# FCC to clarify digital must-carry rules



## John Corn (Mar 21, 2002)

The Federal Communications Commission soon will release its second report on how digital television should be carried on cable, FCC Chairman Michael Powell told Rep. Ed Markey (D-Mass.) in a letter sent last Friday.

'Among other matters, the Order I plan to present to the Commission will address issues related to the carriage of both analog and digital television broadcast signals during the transition, and the carriage rights of multiple digital programming streams delivered over a single 6 Megahertz channel,' Powell wrote.

Powell was quick to oblige Markey, issuing a rule on August 8 that all new TV sets with screens larger than 36 inches must have digital TV tuners by July 1, 2004.

All new TVs with screens larger than 13 inches, VCRs, and DVDs also will be required to have tuners by July 1, 2007.

http://www.tvinsite.com/broadcastingcable/index.asp?layout=story&doc_id=98458&display=breakingNews


----------



## dishrich (Apr 23, 2002)

Uh, why would a DVD need a tuner???:shrug: :shrug: :shrug: :lol: :lol: :lol:


----------



## Geronimo (Mar 23, 2002)

Many DVDs have one.

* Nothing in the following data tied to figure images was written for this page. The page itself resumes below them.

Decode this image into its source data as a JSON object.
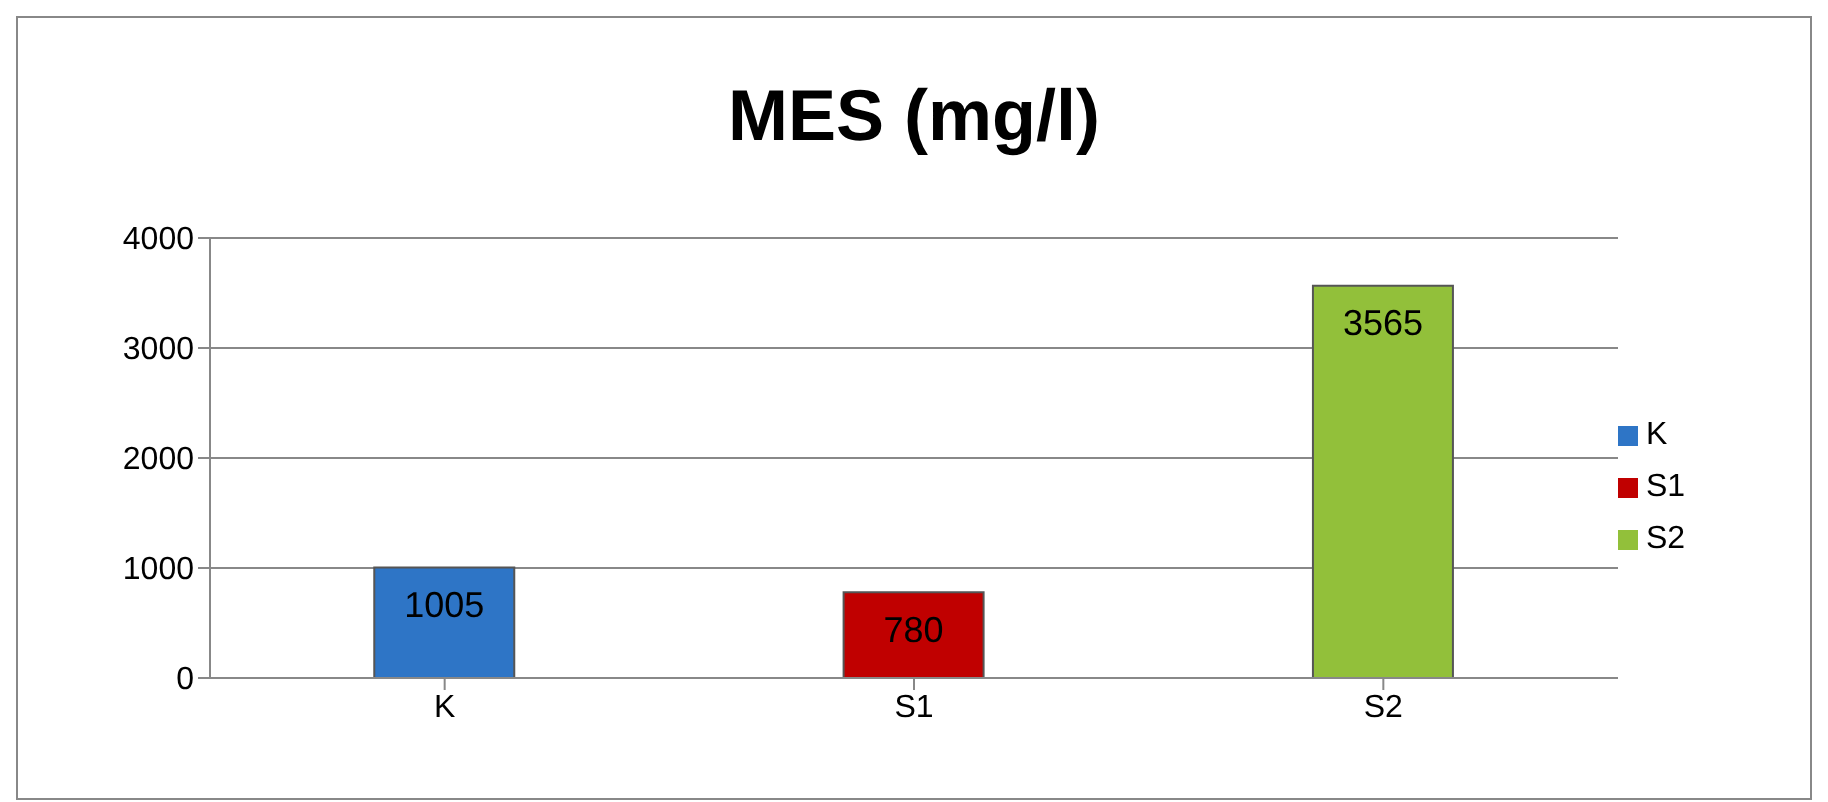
{
  "chart_data": {
    "type": "bar",
    "title": "MES (mg/l)",
    "categories": [
      "K",
      "S1",
      "S2"
    ],
    "series": [
      {
        "name": "K",
        "color": "#2e75c6",
        "values": [
          1005,
          null,
          null
        ]
      },
      {
        "name": "S1",
        "color": "#c00000",
        "values": [
          null,
          780,
          null
        ]
      },
      {
        "name": "S2",
        "color": "#92c03a",
        "values": [
          null,
          null,
          3565
        ]
      }
    ],
    "stacked": true,
    "ylim": [
      0,
      4000
    ],
    "yticks": [
      0,
      1000,
      2000,
      3000,
      4000
    ],
    "grid": "y",
    "legend": "right",
    "data_labels": true
  }
}
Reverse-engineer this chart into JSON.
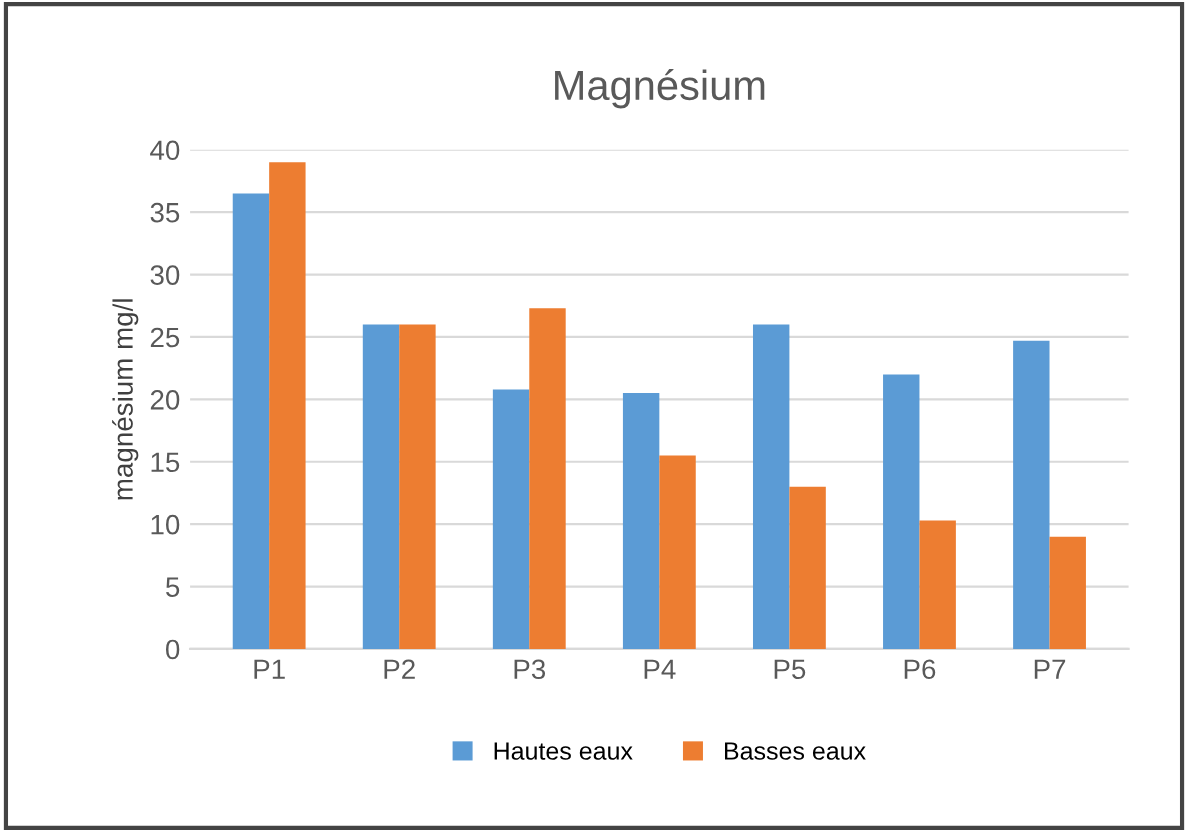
{
  "chart_data": {
    "type": "bar",
    "title": "Magnésium",
    "ylabel": "magnésium mg/l",
    "categories": [
      "P1",
      "P2",
      "P3",
      "P4",
      "P5",
      "P6",
      "P7"
    ],
    "series": [
      {
        "name": "Hautes eaux",
        "color": "#5b9bd5",
        "values": [
          36.5,
          26,
          20.8,
          20.5,
          26,
          22,
          24.7
        ]
      },
      {
        "name": "Basses eaux",
        "color": "#ed7d31",
        "values": [
          39,
          26,
          27.3,
          15.5,
          13,
          10.3,
          9
        ]
      }
    ],
    "ylim": [
      0,
      40
    ],
    "yticks": [
      0,
      5,
      10,
      15,
      20,
      25,
      30,
      35,
      40
    ],
    "grid": "y",
    "legend": "bottom"
  }
}
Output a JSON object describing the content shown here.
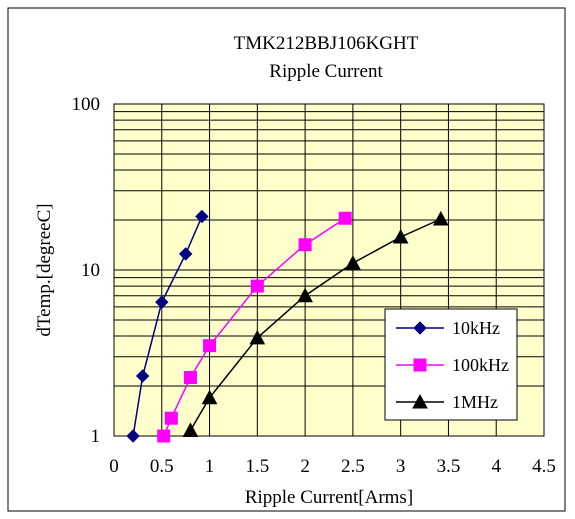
{
  "chart_data": {
    "type": "line",
    "title": "TMK212BBJ106KGHT",
    "subtitle": "Ripple Current",
    "xlabel": "Ripple Current[Arms]",
    "ylabel": "dTemp.[degreeC]",
    "xlim": [
      0,
      4.5
    ],
    "ylim": [
      1,
      100
    ],
    "yscale": "log",
    "grid": true,
    "legend_position": "bottom-right",
    "x_ticks": [
      "0",
      "0.5",
      "1",
      "1.5",
      "2",
      "2.5",
      "3",
      "3.5",
      "4",
      "4.5"
    ],
    "x_tick_values": [
      0,
      0.5,
      1,
      1.5,
      2,
      2.5,
      3,
      3.5,
      4,
      4.5
    ],
    "y_ticks": [
      "1",
      "10",
      "100"
    ],
    "y_tick_values": [
      1,
      10,
      100
    ],
    "plot_background": "#ffffcc",
    "series": [
      {
        "name": "10kHz",
        "color": "#000080",
        "marker": "diamond",
        "points": [
          [
            0.2,
            1.0
          ],
          [
            0.3,
            2.3
          ],
          [
            0.5,
            6.4
          ],
          [
            0.75,
            12.5
          ],
          [
            0.92,
            21.0
          ]
        ]
      },
      {
        "name": "100kHz",
        "color": "#ff00ff",
        "marker": "square",
        "points": [
          [
            0.52,
            1.0
          ],
          [
            0.6,
            1.28
          ],
          [
            0.8,
            2.25
          ],
          [
            1.0,
            3.5
          ],
          [
            1.5,
            8.0
          ],
          [
            2.0,
            14.2
          ],
          [
            2.42,
            20.5
          ]
        ]
      },
      {
        "name": "1MHz",
        "color": "#000000",
        "marker": "triangle",
        "points": [
          [
            0.8,
            1.08
          ],
          [
            1.0,
            1.7
          ],
          [
            1.5,
            3.9
          ],
          [
            2.0,
            7.0
          ],
          [
            2.5,
            11.0
          ],
          [
            3.0,
            15.8
          ],
          [
            3.42,
            20.3
          ]
        ]
      }
    ]
  }
}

Mine does.


----------



## Nick (Apr 23, 2002)

That still doesn't answer the question. Why *would* a DVD player need a tuner?


----------



## Mark Holtz (Mar 23, 2002)

Again, HUH? Unless it is also a VCR, it has no need for a timer, and can be considered the same as a Playstation 2 or Gamecube.


----------



## Jacob S (Apr 14, 2002)

A tv that has a vcr or dvd player built in is what is meant, right? What tv that is smaller than 13 inches would have a vcr or dvd player built in anyways?


----------



## dlsnyder (Apr 24, 2002)

I think they mean DVD recorders here. The order also applies to TV tuner cards for PCs and any computer monitors that have built-in TV tuners. What I want to know is what will happen to those handheld 2 or 3 inch LCD TVs? Will they just go away since the digital standard at present doesn't support them?


----------



## Geronimo (Mar 23, 2002)

Several have them now. It is imply a convenience for those who use the DVD player to control everything. No one is being forced to use that tuner but it is often there. Admittedly it will increase cost. This might be a good argument AGINST including them.


----------



## Scott Greczkowski (Mar 21, 2002)

DVD Recorders however is another story.


----------



## catman (Jun 27, 2002)

Good point . What about those out in the woods ? So that means no sports ? ah aou some ones going to get it .


----------



## Jacob S (Apr 14, 2002)

Will these have the analog tuners as well or just digital tuners? How are we going to make things compatible with each other so that one thing will play on another standard of technology? Are we going to have convertor boxes to solve the solution of this?

Also can they make vcr tapes be able to record such high quality as HDTV and DTV ?


----------